A M. EDMOND PLAUCHUT, A ANGOULÊME
Nohant, 13 février 1849.
Permettez-moi, citoyen de défendre le travail de mon ami auprès des vôtres et de vous-même[1]. Il ne me semble pas que ce travail soit incomplet à son point de vue et vous en seriez plus satisfait si vous vous détachiez du vôtre, comme j'ai été obligée de le faire pour le mien propre. Mais remarquez bien que ce petit livre, est, quoique sous une forme modeste, un livre de philosophie, l'examen d'un principe, bien plutôt qu'un livre de pratique sociale, d'économie politique.
Il s'agissait de poser ce principe et de savoir s'il était juste, s'il était admissible. Il vous paraît tel puisque vous acceptez la préface. Le livre n'est que le développement historico-philosophique de ce principe, que je répète ici pour mieux nous entendre:
La propriété est de deux natures. Il y a une propriété commune, il y a une propriété individuelle.

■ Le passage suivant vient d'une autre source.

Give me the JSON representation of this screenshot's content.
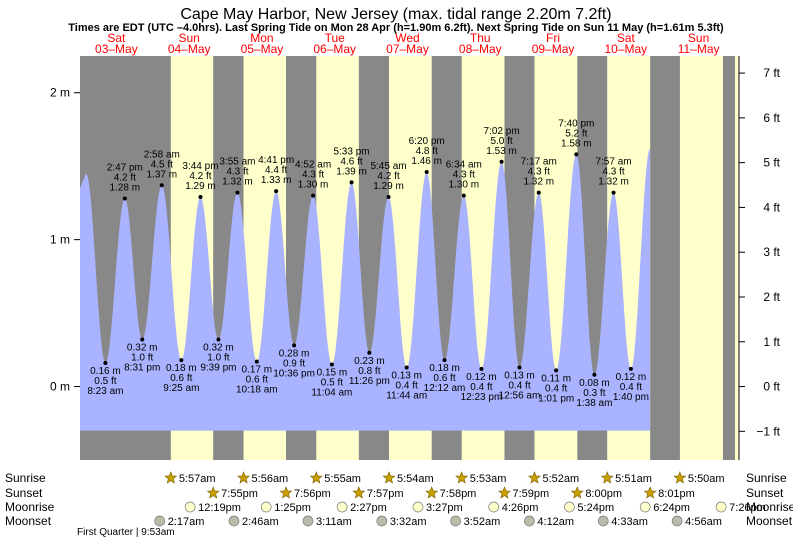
{
  "chart_data": {
    "type": "area",
    "title": "Cape May Harbor, New Jersey (max. tidal range 2.20m 7.2ft)",
    "subtitle": "Times are EDT (UTC –4.0hrs). Last Spring Tide on Mon 28 Apr (h=1.90m 6.2ft). Next Spring Tide on Sun 11 May (h=1.61m 5.3ft)",
    "days": [
      {
        "dow": "Sat",
        "date": "03–May"
      },
      {
        "dow": "Sun",
        "date": "04–May"
      },
      {
        "dow": "Mon",
        "date": "05–May"
      },
      {
        "dow": "Tue",
        "date": "06–May"
      },
      {
        "dow": "Wed",
        "date": "07–May"
      },
      {
        "dow": "Thu",
        "date": "08–May"
      },
      {
        "dow": "Fri",
        "date": "09–May"
      },
      {
        "dow": "Sat",
        "date": "10–May"
      },
      {
        "dow": "Sun",
        "date": "11–May"
      }
    ],
    "x_range_hours": [
      0,
      216
    ],
    "ylim_m": [
      -0.5,
      2.25
    ],
    "y_left_ticks": [
      {
        "v": 0,
        "label": "0 m"
      },
      {
        "v": 1,
        "label": "1 m"
      },
      {
        "v": 2,
        "label": "2 m"
      }
    ],
    "y_right_ticks": [
      {
        "ft": -1,
        "label": "−1 ft"
      },
      {
        "ft": 0,
        "label": "0 ft"
      },
      {
        "ft": 1,
        "label": "1 ft"
      },
      {
        "ft": 2,
        "label": "2 ft"
      },
      {
        "ft": 3,
        "label": "3 ft"
      },
      {
        "ft": 4,
        "label": "4 ft"
      },
      {
        "ft": 5,
        "label": "5 ft"
      },
      {
        "ft": 6,
        "label": "6 ft"
      },
      {
        "ft": 7,
        "label": "7 ft"
      }
    ],
    "light_intervals": [
      [
        29.95,
        43.92
      ],
      [
        53.93,
        67.93
      ],
      [
        77.92,
        91.95
      ],
      [
        101.9,
        115.97
      ],
      [
        125.88,
        139.98
      ],
      [
        149.87,
        164.0
      ],
      [
        173.85,
        188.02
      ],
      [
        197.83,
        212.03
      ]
    ],
    "extremes": [
      {
        "t": 2.0,
        "h": 1.45
      },
      {
        "t": 8.38,
        "h": 0.16,
        "time": "8:23 am",
        "ft": "0.5 ft",
        "m": "0.16 m"
      },
      {
        "t": 14.78,
        "h": 1.28,
        "time": "2:47 pm",
        "ft": "4.2 ft",
        "m": "1.28 m"
      },
      {
        "t": 20.52,
        "h": 0.32,
        "time": "8:31 pm",
        "ft": "1.0 ft",
        "m": "0.32 m"
      },
      {
        "t": 26.97,
        "h": 1.37,
        "time": "2:58 am",
        "ft": "4.5 ft",
        "m": "1.37 m"
      },
      {
        "t": 33.42,
        "h": 0.18,
        "time": "9:25 am",
        "ft": "0.6 ft",
        "m": "0.18 m"
      },
      {
        "t": 39.73,
        "h": 1.29,
        "time": "3:44 pm",
        "ft": "4.2 ft",
        "m": "1.29 m"
      },
      {
        "t": 45.65,
        "h": 0.32,
        "time": "9:39 pm",
        "ft": "1.0 ft",
        "m": "0.32 m"
      },
      {
        "t": 51.92,
        "h": 1.32,
        "time": "3:55 am",
        "ft": "4.3 ft",
        "m": "1.32 m"
      },
      {
        "t": 58.3,
        "h": 0.17,
        "time": "10:18 am",
        "ft": "0.6 ft",
        "m": "0.17 m"
      },
      {
        "t": 64.68,
        "h": 1.33,
        "time": "4:41 pm",
        "ft": "4.4 ft",
        "m": "1.33 m"
      },
      {
        "t": 70.6,
        "h": 0.28,
        "time": "10:36 pm",
        "ft": "0.9 ft",
        "m": "0.28 m"
      },
      {
        "t": 76.87,
        "h": 1.3,
        "time": "4:52 am",
        "ft": "4.3 ft",
        "m": "1.30 m"
      },
      {
        "t": 83.07,
        "h": 0.15,
        "time": "11:04 am",
        "ft": "0.5 ft",
        "m": "0.15 m"
      },
      {
        "t": 89.55,
        "h": 1.39,
        "time": "5:33 pm",
        "ft": "4.6 ft",
        "m": "1.39 m"
      },
      {
        "t": 95.43,
        "h": 0.23,
        "time": "11:26 pm",
        "ft": "0.8 ft",
        "m": "0.23 m"
      },
      {
        "t": 101.75,
        "h": 1.29,
        "time": "5:45 am",
        "ft": "4.2 ft",
        "m": "1.29 m"
      },
      {
        "t": 107.73,
        "h": 0.13,
        "time": "11:44 am",
        "ft": "0.4 ft",
        "m": "0.13 m"
      },
      {
        "t": 114.33,
        "h": 1.46,
        "time": "6:20 pm",
        "ft": "4.8 ft",
        "m": "1.46 m"
      },
      {
        "t": 120.2,
        "h": 0.18,
        "time": "12:12 am",
        "ft": "0.6 ft",
        "m": "0.18 m"
      },
      {
        "t": 126.57,
        "h": 1.3,
        "time": "6:34 am",
        "ft": "4.3 ft",
        "m": "1.30 m"
      },
      {
        "t": 132.38,
        "h": 0.12,
        "time": "12:23 pm",
        "ft": "0.4 ft",
        "m": "0.12 m"
      },
      {
        "t": 139.03,
        "h": 1.53,
        "time": "7:02 pm",
        "ft": "5.0 ft",
        "m": "1.53 m"
      },
      {
        "t": 144.93,
        "h": 0.13,
        "time": "12:56 am",
        "ft": "0.4 ft",
        "m": "0.13 m"
      },
      {
        "t": 151.28,
        "h": 1.32,
        "time": "7:17 am",
        "ft": "4.3 ft",
        "m": "1.32 m"
      },
      {
        "t": 157.02,
        "h": 0.11,
        "time": "1:01 pm",
        "ft": "0.4 ft",
        "m": "0.11 m"
      },
      {
        "t": 163.67,
        "h": 1.58,
        "time": "7:40 pm",
        "ft": "5.2 ft",
        "m": "1.58 m"
      },
      {
        "t": 169.63,
        "h": 0.08,
        "time": "1:38 am",
        "ft": "0.3 ft",
        "m": "0.08 m"
      },
      {
        "t": 175.95,
        "h": 1.32,
        "time": "7:57 am",
        "ft": "4.3 ft",
        "m": "1.32 m"
      },
      {
        "t": 181.67,
        "h": 0.12,
        "time": "1:40 pm",
        "ft": "0.4 ft",
        "m": "0.12 m"
      },
      {
        "t": 188.0,
        "h": 1.62
      }
    ],
    "sunrise": [
      {
        "t": 29.95,
        "label": "5:57am"
      },
      {
        "t": 53.93,
        "label": "5:56am"
      },
      {
        "t": 77.92,
        "label": "5:55am"
      },
      {
        "t": 101.9,
        "label": "5:54am"
      },
      {
        "t": 125.88,
        "label": "5:53am"
      },
      {
        "t": 149.87,
        "label": "5:52am"
      },
      {
        "t": 173.85,
        "label": "5:51am"
      },
      {
        "t": 197.83,
        "label": "5:50am"
      }
    ],
    "sunset": [
      {
        "t": 43.92,
        "label": "7:55pm"
      },
      {
        "t": 67.93,
        "label": "7:56pm"
      },
      {
        "t": 91.95,
        "label": "7:57pm"
      },
      {
        "t": 115.97,
        "label": "7:58pm"
      },
      {
        "t": 139.98,
        "label": "7:59pm"
      },
      {
        "t": 164.0,
        "label": "8:00pm"
      },
      {
        "t": 188.02,
        "label": "8:01pm"
      }
    ],
    "moonrise": [
      {
        "t": 36.32,
        "label": "12:19pm"
      },
      {
        "t": 61.42,
        "label": "1:25pm"
      },
      {
        "t": 86.45,
        "label": "2:27pm"
      },
      {
        "t": 111.45,
        "label": "3:27pm"
      },
      {
        "t": 136.43,
        "label": "4:26pm"
      },
      {
        "t": 161.4,
        "label": "5:24pm"
      },
      {
        "t": 186.4,
        "label": "6:24pm"
      },
      {
        "t": 211.43,
        "label": "7:26pm"
      }
    ],
    "moonset": [
      {
        "t": 26.28,
        "label": "2:17am"
      },
      {
        "t": 50.77,
        "label": "2:46am"
      },
      {
        "t": 75.18,
        "label": "3:11am"
      },
      {
        "t": 99.53,
        "label": "3:32am"
      },
      {
        "t": 123.87,
        "label": "3:52am"
      },
      {
        "t": 148.2,
        "label": "4:12am"
      },
      {
        "t": 172.55,
        "label": "4:33am"
      },
      {
        "t": 196.93,
        "label": "4:56am"
      }
    ],
    "row_labels": {
      "sunrise": "Sunrise",
      "sunset": "Sunset",
      "moonrise": "Moonrise",
      "moonset": "Moonset"
    },
    "phase_note": "First Quarter | 9:53am",
    "colors": {
      "night": "#888888",
      "day": "#ffffcc",
      "tide": "#a9b3ff",
      "day_text": "#ff0000",
      "sun": "#c8a000",
      "moon_rise": "#ffffcc",
      "moon_set": "#bbbbaa"
    }
  }
}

Lorsqu'en causant, nous arrivâmes à cette formule, M. Borie et moi, notre premier cri fut celui: «Il n'y a guère d'idées nouvelles, et ce que nous avons trouvé là, n'est probablement qu'une réminiscence. Si nous avions tous nos souvenirs bien présents, nous verrions que nous avons lu cela dans les philosophes de toute l'humanité.»
Quant à moi, je n'ai pas d'instruction, quoique j'aie beaucoup lu. Mais je manque de précision dans la mémoire. M. Borie, étant beaucoup plus jeune, eut plus de facilité à retrouver les textes que je n'en aurais eu, et c'est pourquoi il fit très vite ce travail, que j'aurais fait très lentement. Il me semble aussi que son point de départ, car ses opinions ne sont pas absolument les miennes, donnait plus de force à son raisonnement sur la propriété commune. On devait l'accepter mieux de la part d'un esprit hostile au communisme absolu que de la mienne; car, moi, j'ai longtemps cru au communisme absolu de la propriété et peut-être que, même en admettant une propriété individuelle, comme je le fais aujourd'hui, je ferais cette dernière part si petite, que peu de gens s'en contenteraient.
Maintenant, ce que vous reprochez à M. Borie, c'est de n'avoir pas donné un moyen pratique, en définissant d'une manière nette et absolue, ce qui est du domaine de la propriété individuelle et ce qui est de celui de la propriété commune. Voilà où, je crois, l'auteur devait s'arrêter dans un petit ouvrage de cette nature; car les moyens sont toujours une chose arbitraire, une chose essentiellement discutable et modifiable, une chose enfin qui, proposée aujourd'hui par un individu, devient aussitôt beaucoup meilleure si beaucoup d'individus prennent le temps de l'examiner et de la perfectionner. La nature des moyens, selon moi, importe fort peu à priori; et la nature des principes nous est très nécessaire.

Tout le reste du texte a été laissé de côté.